Andonnoballus turned to the north. Like a great wave born in the depths of the ocean, a wall of dust bore down on them. Hundreds, possibly thousands, of cavalry riding fast, bright banners flying in the choked air above them.

‘The wolves of the north,’ Andonnoballus said. ‘The Heruli are come.’

XXI

Maximus checked the girths of his mount and the packhorse. He kicked the latter hard in the stomach. It let out the breath it was holding. As he tightened the strap, it tried to bite him. It was a wilful, cunning brute. The Herul who had handed it over had said as much.

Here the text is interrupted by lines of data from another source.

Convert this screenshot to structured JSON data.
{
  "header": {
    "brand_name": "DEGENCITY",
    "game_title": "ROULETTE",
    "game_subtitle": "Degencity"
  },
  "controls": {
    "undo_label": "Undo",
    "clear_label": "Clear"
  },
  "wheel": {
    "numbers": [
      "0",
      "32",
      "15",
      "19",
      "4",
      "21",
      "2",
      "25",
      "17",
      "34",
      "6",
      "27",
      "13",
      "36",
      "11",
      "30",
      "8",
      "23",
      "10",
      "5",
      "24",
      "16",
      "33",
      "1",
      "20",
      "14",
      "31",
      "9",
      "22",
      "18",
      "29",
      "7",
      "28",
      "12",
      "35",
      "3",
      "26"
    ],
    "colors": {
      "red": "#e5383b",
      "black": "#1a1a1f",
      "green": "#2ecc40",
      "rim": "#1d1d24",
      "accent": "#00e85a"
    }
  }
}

They were all nearly ready to leave. The scale of things, the speed with which everything had happened, had staggered them all, Maximus as much as the others. Less than forty-eight hours before, he had been reconciling himself to death. Not a bad life by his own lights. He had travelled the world, had his fill of drink and women. Not what a philosopher would call a considered life, but he had been a man. All that had remained was to die like a man by the side of Ballista and that old bastard Calgacus. He loved Ballista. There were worse men to die with than the ugly old Caledonian. Maximus had always known it had to come.

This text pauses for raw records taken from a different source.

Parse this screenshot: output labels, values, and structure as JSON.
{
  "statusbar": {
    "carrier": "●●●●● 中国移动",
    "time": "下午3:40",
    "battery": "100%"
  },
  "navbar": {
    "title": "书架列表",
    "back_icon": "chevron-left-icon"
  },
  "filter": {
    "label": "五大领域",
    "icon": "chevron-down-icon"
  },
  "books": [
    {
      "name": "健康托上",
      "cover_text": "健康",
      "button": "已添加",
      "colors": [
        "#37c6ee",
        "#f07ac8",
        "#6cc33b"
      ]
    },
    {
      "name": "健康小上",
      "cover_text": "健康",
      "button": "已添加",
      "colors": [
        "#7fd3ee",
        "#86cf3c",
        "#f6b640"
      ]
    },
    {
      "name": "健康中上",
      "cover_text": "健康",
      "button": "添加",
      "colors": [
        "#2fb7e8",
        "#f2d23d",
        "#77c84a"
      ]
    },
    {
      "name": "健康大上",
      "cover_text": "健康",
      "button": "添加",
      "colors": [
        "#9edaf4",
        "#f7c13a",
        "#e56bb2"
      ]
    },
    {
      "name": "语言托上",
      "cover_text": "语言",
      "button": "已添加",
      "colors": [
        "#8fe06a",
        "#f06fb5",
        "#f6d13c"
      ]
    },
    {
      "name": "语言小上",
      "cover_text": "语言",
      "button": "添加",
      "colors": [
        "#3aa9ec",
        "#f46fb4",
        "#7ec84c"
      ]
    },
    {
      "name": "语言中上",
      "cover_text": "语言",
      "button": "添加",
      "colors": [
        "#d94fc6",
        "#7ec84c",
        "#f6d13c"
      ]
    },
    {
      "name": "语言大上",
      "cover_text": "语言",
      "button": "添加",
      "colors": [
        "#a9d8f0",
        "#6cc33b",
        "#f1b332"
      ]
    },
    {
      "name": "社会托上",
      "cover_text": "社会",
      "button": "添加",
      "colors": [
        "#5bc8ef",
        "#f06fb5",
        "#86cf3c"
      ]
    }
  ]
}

Then the ground had trembled and the air had been filled with the thunder of hooves and the
yip-yipping
of the approaching Heruli. A lifetime of experience had allowed Maximus to judge there were almost exactly two thousand of them. They were riding
two deep in a line that swept over a mile of the Steppe. Standards alive with
tamgas
and wolves snapped above them.

And then something almost more wonderful had happened. The Alani, the majority of whom had been fleeing south, came haring back. Some fool in the wagon-laager had called out, What were they thinking, had the gods driven them mad! It should have been obvious to a child. The keen eyes of Maximus had looked beyond them and spotted it straight away – the mile-wide cloud of dust coming up from the south. It had been the work of moments to find the matching clouds rolling in from east and west.

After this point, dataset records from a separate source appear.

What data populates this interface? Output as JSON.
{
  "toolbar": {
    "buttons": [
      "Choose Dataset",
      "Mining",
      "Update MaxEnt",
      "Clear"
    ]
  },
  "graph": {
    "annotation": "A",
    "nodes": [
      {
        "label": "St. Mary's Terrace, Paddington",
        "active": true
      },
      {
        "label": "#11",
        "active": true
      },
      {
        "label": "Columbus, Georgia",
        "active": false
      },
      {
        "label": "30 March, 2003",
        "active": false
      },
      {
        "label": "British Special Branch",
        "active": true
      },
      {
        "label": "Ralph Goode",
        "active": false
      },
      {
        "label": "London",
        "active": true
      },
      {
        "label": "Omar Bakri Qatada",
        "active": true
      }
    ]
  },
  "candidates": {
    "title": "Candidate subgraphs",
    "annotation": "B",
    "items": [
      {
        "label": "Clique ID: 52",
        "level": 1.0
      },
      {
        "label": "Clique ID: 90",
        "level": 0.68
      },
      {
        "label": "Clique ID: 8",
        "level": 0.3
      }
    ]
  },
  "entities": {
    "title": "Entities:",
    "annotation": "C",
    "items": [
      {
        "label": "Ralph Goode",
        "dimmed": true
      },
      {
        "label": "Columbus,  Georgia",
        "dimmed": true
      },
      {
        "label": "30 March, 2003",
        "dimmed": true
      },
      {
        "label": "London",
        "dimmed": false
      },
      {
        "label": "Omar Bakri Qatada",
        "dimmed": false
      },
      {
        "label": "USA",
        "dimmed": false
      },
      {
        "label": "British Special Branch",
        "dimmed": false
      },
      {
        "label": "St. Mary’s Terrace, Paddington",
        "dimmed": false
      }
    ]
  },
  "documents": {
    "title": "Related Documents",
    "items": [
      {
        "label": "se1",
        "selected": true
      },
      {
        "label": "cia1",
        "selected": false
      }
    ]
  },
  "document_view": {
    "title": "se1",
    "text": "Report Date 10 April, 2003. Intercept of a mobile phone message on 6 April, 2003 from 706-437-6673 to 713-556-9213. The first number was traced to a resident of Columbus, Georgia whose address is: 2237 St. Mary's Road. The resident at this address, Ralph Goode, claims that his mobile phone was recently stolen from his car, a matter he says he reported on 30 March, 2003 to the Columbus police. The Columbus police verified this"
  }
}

The Alani, careless in their good fortune, had been transformed from arrogant hunters of men to the hapless human quarry at the centre of an enormous
battue
. Afterwards, the Heruli said, with much plausibility, that not a single Alan had escaped. Many were killed, shot down in high spirits. Yet 107 survived to be taken prisoner; among them the chiefs with the horsetail and
tamga
banners.

Dismounted, the Alani had been divested of their weapons and portable wealth, often including their belts and boots. Several suffered unpleasant indignities after Maximus had mischievously suggested they hid coins up their arses. That very afternoon, sullen and often a little bloodied, they were put to work. One detail collected the dead. It was a demanding task. There were more than two hundred corpses, spread widely across the Steppe. Around the laager, those killed the day before were becoming noisome in the June sun. After the members of the caravan had salvaged what of their belongings had not been spilt, bloodstained or otherwise ruined by being enlisted as part of the barricade, a second group of Alani was set to breaking up the wagons. As this progressed, the final detachment had moved from gathering brushwood and begun to build pyres. As the
Sarmatians took their dead away for inhumation, there were three pyres. Two were small, one each for the fallen Heruli and the Romans. The final one was for the Alani. Although it was large, clearly it would not be able fully to consume the number to be cremated. No one but the Alani seemed to care, and their opinion had been of no account.